Wright Plus returns to Oak Park on Saturday, May 19. Along with a handful of Wright designs, this year’s walk will feature other architecturally significant homes designed by Wright’s contemporaries. 

Eight Oak Park houses and a bonus stop for Frank Lloyd Wright Trust members are all within a walkable neighborhood, adding to the appeal of the walk for visitors and locals alike.

“By chance, we ended up with a really walkable tour this year,” says Wright Plus Coordinator Angela Whitaker of this year’s lineup. “Like last year, this creates a festive feeling. It’s very community-minded, and you get to see more of your fellow participants on the walk.”

This year’s Wright-designed homes include the Rollin Furbeck House on Fair Oaks Avenue. Built in 1897, the home is an example of Wright’s experimental period before he began to focus on the Prairie Style. The home’s focus on geometric shapes along a vertical plane make it a must see for Wright fans.

The Peter A. Beachy House is a Wright favorite for visitors. Set amid lush green grounds on Forest Avenue, the Beachy house is considered a masterpiece of Wright’s Prairie Style. Designed in 1906, it combines the Prairie Style with Japanese influences.

New to the Walk

One of the oldest homes on this year’s walk, the Stennett House on Linden Avenue, has never been open for Wright Plus. Once divided into a two-flat, the house recently has been returned to a single-family home and features Victorian details with modern characteristics. 

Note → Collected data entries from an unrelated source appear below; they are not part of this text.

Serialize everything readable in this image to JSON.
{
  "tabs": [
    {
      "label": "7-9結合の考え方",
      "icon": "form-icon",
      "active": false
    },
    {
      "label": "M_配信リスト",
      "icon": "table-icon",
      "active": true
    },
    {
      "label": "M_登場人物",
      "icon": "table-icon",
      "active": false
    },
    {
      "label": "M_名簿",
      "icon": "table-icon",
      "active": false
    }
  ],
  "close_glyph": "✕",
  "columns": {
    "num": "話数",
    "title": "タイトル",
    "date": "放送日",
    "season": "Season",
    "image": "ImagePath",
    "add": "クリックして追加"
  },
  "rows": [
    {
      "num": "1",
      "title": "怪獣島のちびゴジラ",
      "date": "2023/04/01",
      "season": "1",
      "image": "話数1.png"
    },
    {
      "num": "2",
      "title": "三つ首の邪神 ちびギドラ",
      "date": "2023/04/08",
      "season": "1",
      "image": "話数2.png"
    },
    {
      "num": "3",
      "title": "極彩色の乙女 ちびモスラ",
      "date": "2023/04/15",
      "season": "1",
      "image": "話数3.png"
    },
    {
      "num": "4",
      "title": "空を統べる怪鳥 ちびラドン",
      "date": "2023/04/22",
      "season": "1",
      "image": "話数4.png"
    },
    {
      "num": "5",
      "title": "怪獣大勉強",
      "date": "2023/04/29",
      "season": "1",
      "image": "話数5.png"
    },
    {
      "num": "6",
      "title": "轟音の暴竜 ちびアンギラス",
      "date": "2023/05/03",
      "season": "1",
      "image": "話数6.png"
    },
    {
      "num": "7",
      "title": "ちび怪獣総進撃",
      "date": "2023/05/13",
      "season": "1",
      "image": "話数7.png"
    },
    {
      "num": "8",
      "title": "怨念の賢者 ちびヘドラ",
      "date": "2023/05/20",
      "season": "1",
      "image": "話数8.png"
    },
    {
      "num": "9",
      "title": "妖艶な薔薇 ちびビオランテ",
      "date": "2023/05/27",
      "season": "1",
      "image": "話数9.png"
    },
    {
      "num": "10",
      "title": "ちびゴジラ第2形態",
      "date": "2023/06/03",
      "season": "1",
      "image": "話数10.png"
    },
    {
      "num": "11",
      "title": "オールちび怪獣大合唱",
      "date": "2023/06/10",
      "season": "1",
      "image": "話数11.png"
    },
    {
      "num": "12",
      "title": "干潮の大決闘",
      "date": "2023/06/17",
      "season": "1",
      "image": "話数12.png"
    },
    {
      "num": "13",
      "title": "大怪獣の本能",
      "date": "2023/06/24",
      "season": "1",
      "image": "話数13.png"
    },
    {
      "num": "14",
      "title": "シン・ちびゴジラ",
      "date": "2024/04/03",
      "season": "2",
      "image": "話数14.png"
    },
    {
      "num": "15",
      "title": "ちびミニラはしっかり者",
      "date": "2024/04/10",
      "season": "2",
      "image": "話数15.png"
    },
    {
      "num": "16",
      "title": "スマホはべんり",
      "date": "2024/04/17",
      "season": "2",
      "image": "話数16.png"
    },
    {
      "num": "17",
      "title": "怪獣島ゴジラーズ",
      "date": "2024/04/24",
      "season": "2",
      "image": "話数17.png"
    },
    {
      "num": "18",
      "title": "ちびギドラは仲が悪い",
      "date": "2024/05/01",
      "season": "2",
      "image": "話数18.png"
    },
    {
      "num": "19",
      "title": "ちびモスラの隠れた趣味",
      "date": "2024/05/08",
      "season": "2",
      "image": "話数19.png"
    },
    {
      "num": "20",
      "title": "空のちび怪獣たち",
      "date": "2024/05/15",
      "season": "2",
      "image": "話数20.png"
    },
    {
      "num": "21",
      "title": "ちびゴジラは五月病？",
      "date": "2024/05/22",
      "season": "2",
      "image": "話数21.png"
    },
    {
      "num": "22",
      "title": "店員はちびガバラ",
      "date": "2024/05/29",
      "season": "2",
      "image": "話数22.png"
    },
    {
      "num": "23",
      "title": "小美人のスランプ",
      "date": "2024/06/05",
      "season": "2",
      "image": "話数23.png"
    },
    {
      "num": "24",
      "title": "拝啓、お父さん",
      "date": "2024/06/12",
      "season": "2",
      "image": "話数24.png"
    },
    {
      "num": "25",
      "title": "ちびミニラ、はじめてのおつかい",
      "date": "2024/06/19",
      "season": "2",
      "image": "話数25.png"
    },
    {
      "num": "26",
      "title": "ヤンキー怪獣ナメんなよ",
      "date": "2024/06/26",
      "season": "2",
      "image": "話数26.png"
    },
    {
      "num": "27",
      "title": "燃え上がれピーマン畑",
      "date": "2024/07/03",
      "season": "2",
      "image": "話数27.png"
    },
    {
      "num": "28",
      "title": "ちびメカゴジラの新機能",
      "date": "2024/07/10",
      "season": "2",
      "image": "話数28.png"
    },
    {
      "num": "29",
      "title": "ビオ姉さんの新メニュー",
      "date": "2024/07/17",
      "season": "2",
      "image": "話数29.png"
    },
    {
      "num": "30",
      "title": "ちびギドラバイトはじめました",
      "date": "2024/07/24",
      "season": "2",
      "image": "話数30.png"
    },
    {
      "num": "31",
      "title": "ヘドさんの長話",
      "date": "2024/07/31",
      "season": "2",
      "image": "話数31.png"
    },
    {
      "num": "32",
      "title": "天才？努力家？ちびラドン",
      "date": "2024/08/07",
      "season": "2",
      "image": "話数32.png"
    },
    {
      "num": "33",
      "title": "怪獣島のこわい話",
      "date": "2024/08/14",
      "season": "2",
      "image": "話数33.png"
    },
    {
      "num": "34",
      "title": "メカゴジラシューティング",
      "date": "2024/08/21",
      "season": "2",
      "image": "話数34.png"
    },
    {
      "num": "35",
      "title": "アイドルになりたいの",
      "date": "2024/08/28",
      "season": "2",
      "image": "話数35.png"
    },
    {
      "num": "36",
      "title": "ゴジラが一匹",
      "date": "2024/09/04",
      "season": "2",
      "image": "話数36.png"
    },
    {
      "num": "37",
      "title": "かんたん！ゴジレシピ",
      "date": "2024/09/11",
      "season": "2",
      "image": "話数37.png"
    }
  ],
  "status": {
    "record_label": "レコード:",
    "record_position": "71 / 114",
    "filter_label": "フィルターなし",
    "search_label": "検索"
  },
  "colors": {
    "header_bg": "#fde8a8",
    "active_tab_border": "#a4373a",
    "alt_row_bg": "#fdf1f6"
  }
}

With no known architect, the 1885 Victorian style home is a bit of a mystery, which Whitaker says provides motivation for the Trust’s volunteer researcher.

“Our researcher is already diving into this house,” Whitaker says. “Sometimes, our researcher can discover things and sometimes they cannot. The research is definitely something that our homeowners get excited about. They get to keep a wonderful research paper written on their house.”

A block away, another home is new to the walk and has an enviable architectural pedigree for a structure that was originally meant to house animals rather than people.  

Whitaker says that Charles E. Roberts Stable is new to Wright Plus and is generating a lot of excitement. Originally designed by Wright in 1900, the stable was converted to a garage for cars before it was remodeled by architect Charles White in 1929 into a residence. 

The Tudor Revival style cottage is set back on a lawn next to another home on this year’s walk, the Charles E. Roberts House.

Frank Lloyd Wright Trust members can experience a bonus building: the First United Methodist Church of Oak Park designed by Tallmadge and Watson and featuring stained glass by Giannini and Hilgart.

Not new, but not the same

A few homes are returning to Wright Plus but with different owners and different looks than they had when featured in earlier years. 

The Charles E. Roberts House, designed by Burnham and Root in 1885 and remodeled by Wright in 1896, has not been open to Wright Plus since 1987.

Whitaker says the house has a completely different look under the care of new owners. 

“It’s a stunning house,” she says. “People might not even realize that Wright worked on it.”

Down the street, the Herman W. Mallen House has not been featured on Wright Plus since 1991. Designed by architect George W. Maher in 1905, the Prairie Style home features art glass with a poppy motif, and Whitaker says that the home has undergone a transformation since 1991.

Also returning after a hiatus is the Burton F. Hales House designed by Henry Fiddelke in 1904-05. The grand Tudor manse on the corner of Chicago and Oak Park Avenues showcases Arts and Crafts elements and hardwood details. 

Whitaker says that due to its prominence in the community, many locals are excited to get a peek into the grand house.

In general, she says that walk attendees don’t mind when houses reappear on the tour. “Most people are not upset about going through a Wright House again,” Whitaker says. “What’s interesting about some of these properties if they haven’t been on in 10, 15 or 20 years, is that they can look very different.”

Extras for the Wright Plus experience

The recently created Ultimate Saturday package, which included tickets to the walk with a fast pass, lunch at the Nineteenth Century Club and a dinner in a Wright-designed home, already was sold out as of press time. 

“People love the concept of having a custom day, but perhaps they live locally and do not need the hotel and other trips of the Ultimate Plus Weekend package,” Whitaker says.

At $2,500 for Frank Lloyd Wright Trust members or $2,650 for nonmembers, tickets are still available for the Ultimate Plus Weekend package, which provides four days of exclusive tours, a hotel stay, fast pass access to the walk and a private gourmet dinner in a Wright home. 

The Ultimate Plus package also includes access to Private Passage, Country Modern, a day-trip excursion on Friday, May 17, which takes participants to Mies van der Rohe’s Farnsworth House in Plano and Wright’s Muirhead farm house, a Usonian home in Hampshire that is believed to be the only farm house designed by Wright.

Tickets on sale for Wright Plus 2018

Ticket sales for Wright Plus 2018 recently opened to the public, and the tiered pricing system rewards those who plan ahead and purchase their tickets early. 

Through Feb. 28, tickets are $90 for non-Trust members. Trust members can purchase up to four tickets at $80 each during this time. Ticket prices will increase by $5 to $10 monthly.